7. The novel is about what can't be said as much as what can be said in Nazi Germany.
8. All in all, the writing style is like snapshots tossed together for dramatic effect.
9. The books that the main character, Liesel, steals become the thread that holds the strange story together.
10. The anecdotes tossed throughout the story will likely push you to emotional extremes. Have a box of tissues ready.

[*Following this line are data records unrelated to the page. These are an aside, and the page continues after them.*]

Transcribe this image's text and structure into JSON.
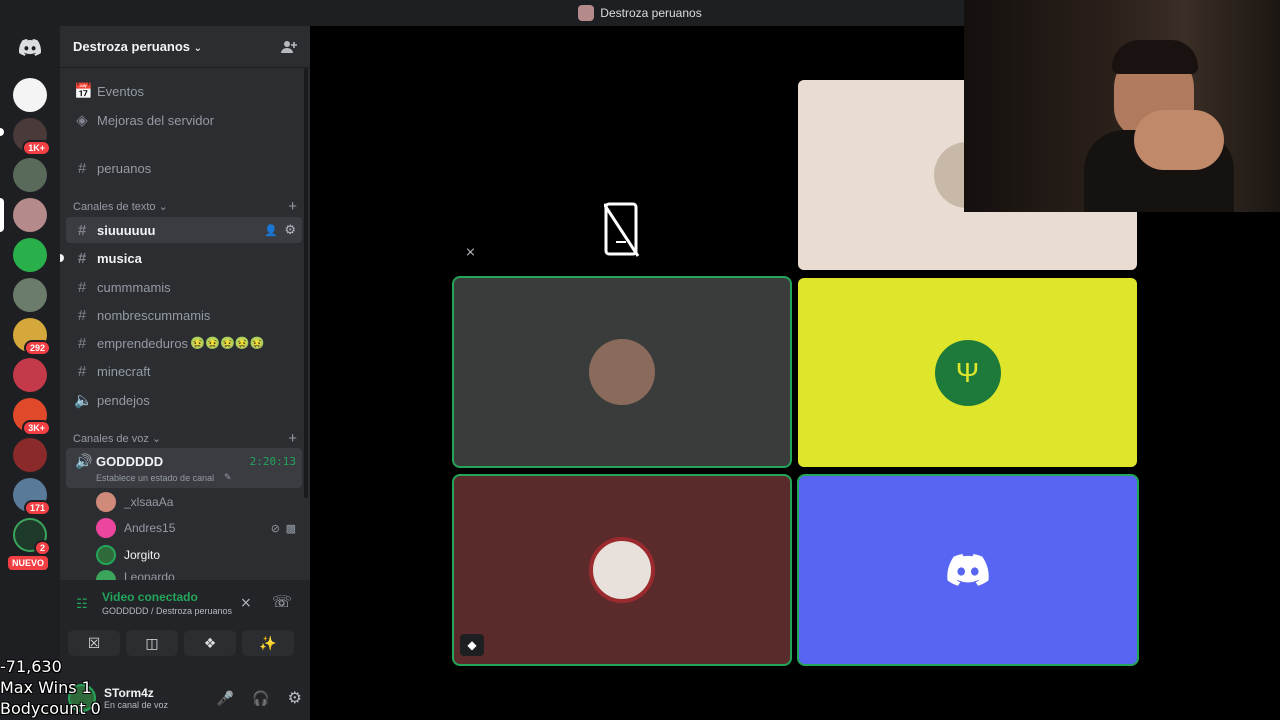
{
  "titlebar": {
    "title": "Destroza peruanos"
  },
  "rail": {
    "badges": [
      "1K+",
      "292",
      "3K+",
      "171",
      "2"
    ],
    "new_label": "NUEVO"
  },
  "sidebar": {
    "server_name": "Destroza peruanos",
    "top_items": [
      {
        "label": "Eventos",
        "icon": "calendar-icon"
      },
      {
        "label": "Mejoras del servidor",
        "icon": "boost-icon"
      },
      {
        "label": "peruanos",
        "icon": "hash-icon"
      }
    ],
    "text_category": "Canales de texto",
    "text_channels": [
      {
        "label": "siuuuuuu",
        "icon": "hash-icon"
      },
      {
        "label": "musica",
        "icon": "hash-icon"
      },
      {
        "label": "cummmamis",
        "icon": "hash-icon"
      },
      {
        "label": "nombrescummamis",
        "icon": "hash-icon"
      },
      {
        "label": "emprendeduros",
        "icon": "hash-icon",
        "emoji": "🤢🤢🤢🤢🤢"
      },
      {
        "label": "minecraft",
        "icon": "hash-icon"
      },
      {
        "label": "pendejos",
        "icon": "speaker-icon"
      }
    ],
    "voice_category": "Canales de voz",
    "voice_channel": {
      "name": "GODDDDD",
      "timer": "2:20:13",
      "status_placeholder": "Establece un estado de canal"
    },
    "voice_users": [
      {
        "name": "_xlsaaAa",
        "color": "#d08a7a"
      },
      {
        "name": "Andres15",
        "color": "#eb459e"
      },
      {
        "name": "Jorgito",
        "color": "#2f6b3a"
      },
      {
        "name": "Leonardo",
        "color": "#3ba55c"
      }
    ]
  },
  "voice_panel": {
    "status": "Video conectado",
    "location": "GODDDDD / Destroza peruanos"
  },
  "user_panel": {
    "username": "STorm4z",
    "substatus": "En canal de voz"
  },
  "overlay": {
    "line1": "-71,630",
    "line2": "Max Wins 1",
    "line3": "Bodycount 0"
  },
  "colors": {
    "accent_green": "#23a55a",
    "tile_gray": "#3a3c3b",
    "tile_yellow": "#dfe52b",
    "tile_maroon": "#5b2a2b",
    "tile_blurple": "#5865f2",
    "tile_beige": "#e9ddd3"
  }
}
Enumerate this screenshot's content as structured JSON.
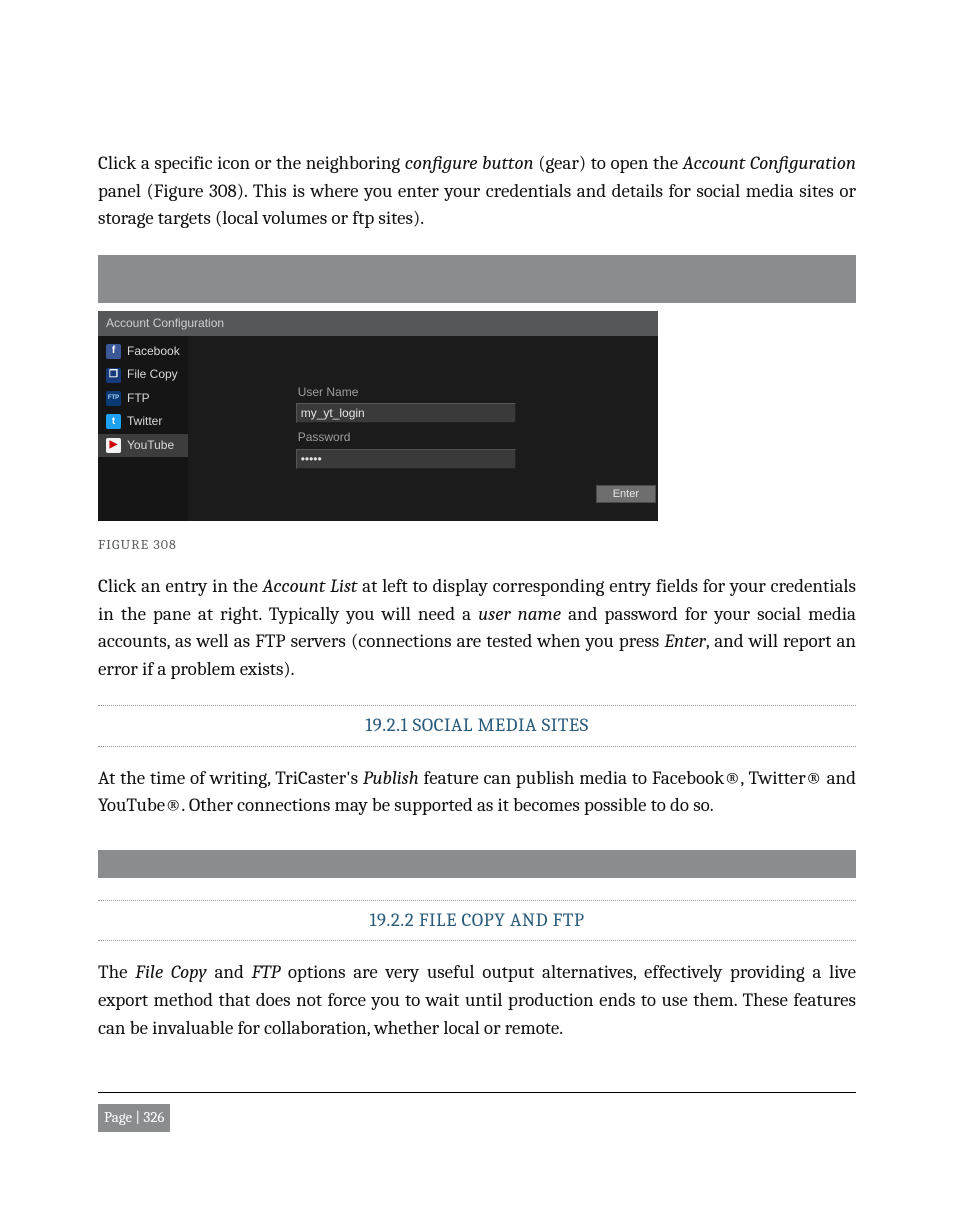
{
  "para1_a": "Click a specific icon or the neighboring ",
  "para1_b": "configure button",
  "para1_c": " (gear) to open the ",
  "para1_d": "Account Configuration",
  "para1_e": " panel (Figure 308).  This is where you enter your credentials and details for social media sites or storage targets (local volumes or ftp sites).",
  "screenshot": {
    "title": "Account Configuration",
    "items": [
      {
        "label": "Facebook",
        "icon_text": "f",
        "bg": "#3b5998",
        "fg": "#fff",
        "name": "facebook-icon"
      },
      {
        "label": "File Copy",
        "icon_text": "❐",
        "bg": "#163a7a",
        "fg": "#fff",
        "name": "file-copy-icon"
      },
      {
        "label": "FTP",
        "icon_text": "FTP",
        "bg": "#0a3a74",
        "fg": "#a6d3ff",
        "name": "ftp-icon"
      },
      {
        "label": "Twitter",
        "icon_text": "t",
        "bg": "#1da1f2",
        "fg": "#fff",
        "name": "twitter-icon"
      },
      {
        "label": "YouTube",
        "icon_text": "▶",
        "bg": "#f2f2f2",
        "fg": "#cc0000",
        "name": "youtube-icon"
      }
    ],
    "username_label": "User Name",
    "username_value": "my_yt_login",
    "password_label": "Password",
    "password_value": "•••••",
    "enter_button": "Enter"
  },
  "figure_caption": "FIGURE 308",
  "para2_a": "Click an entry in the ",
  "para2_b": "Account List",
  "para2_c": " at left to display corresponding entry fields for your credentials in the pane at right.  Typically you will need a ",
  "para2_d": "user name",
  "para2_e": " and password for your social media accounts, as well as FTP servers (connections are tested when you press ",
  "para2_f": "Enter",
  "para2_g": ", and will report an error if a problem exists).",
  "heading1": "19.2.1 SOCIAL MEDIA SITES",
  "para3_a": "At the time of writing, TriCaster's ",
  "para3_b": "Publish",
  "para3_c": " feature can publish media to Facebook®, Twitter® and YouTube®.  Other connections may be supported as it becomes possible to do so.",
  "heading2": "19.2.2 FILE COPY AND FTP",
  "para4_a": "The ",
  "para4_b": "File Copy",
  "para4_c": " and ",
  "para4_d": "FTP",
  "para4_e": " options are very useful output alternatives, effectively providing a live export method that does not force you to wait until production ends to use them.  These features can be invaluable for collaboration, whether local or remote.",
  "page_number": "Page | 326"
}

I have no doubt that Zusak is telling the truth when he says he grew up hearing many of the tales that he tells in his immensely popular novel. This is because I heard many of the same stories growing up with a mother who lived in Nazi Germany when she was a child not much older than Liesel.Most World War II stories focus on Jewish people and the Holocaust. This one, at least for a time, focuses on people who are not Jewish and tells the story of those Germans who were not Nazi sympathisers.All books about the Holocaust are books about humanity or our loss of humanity, but The Book Thief takes this theme to a whole new realm, as it shows an ordinary child with unspeakable hardships who is determined to dream, feel and experience life in the midst of a war she can't comprehend. She survives through her love for books.It's the story of how important words and language are to us. It shows how communication tears us apart or binds us together.The Book Thief is more than a book. It is an experience that will change the way you look at history, communication and life.
Discussion questions:
1. In The Book Thief, Zusak says books are sometimes important to us because of the circumstances in which we get them or read them. How is this true for Liesel in the book? Is this true for everyone?
2. Why do you think that Death, the narrator, says it sees colours first and then people?
3. Are you surprised that Liesel feels so much love for her foster parents–including her foster mother, who often seems abusive? What does this show readers about Liesel and this period of time in Nazi Germany?
4. What is your initial reaction to Zusak's writing style? How does it affect you as a reader? How would a different style–a more fluid style, for instance–have changed the reader's relationship with the story?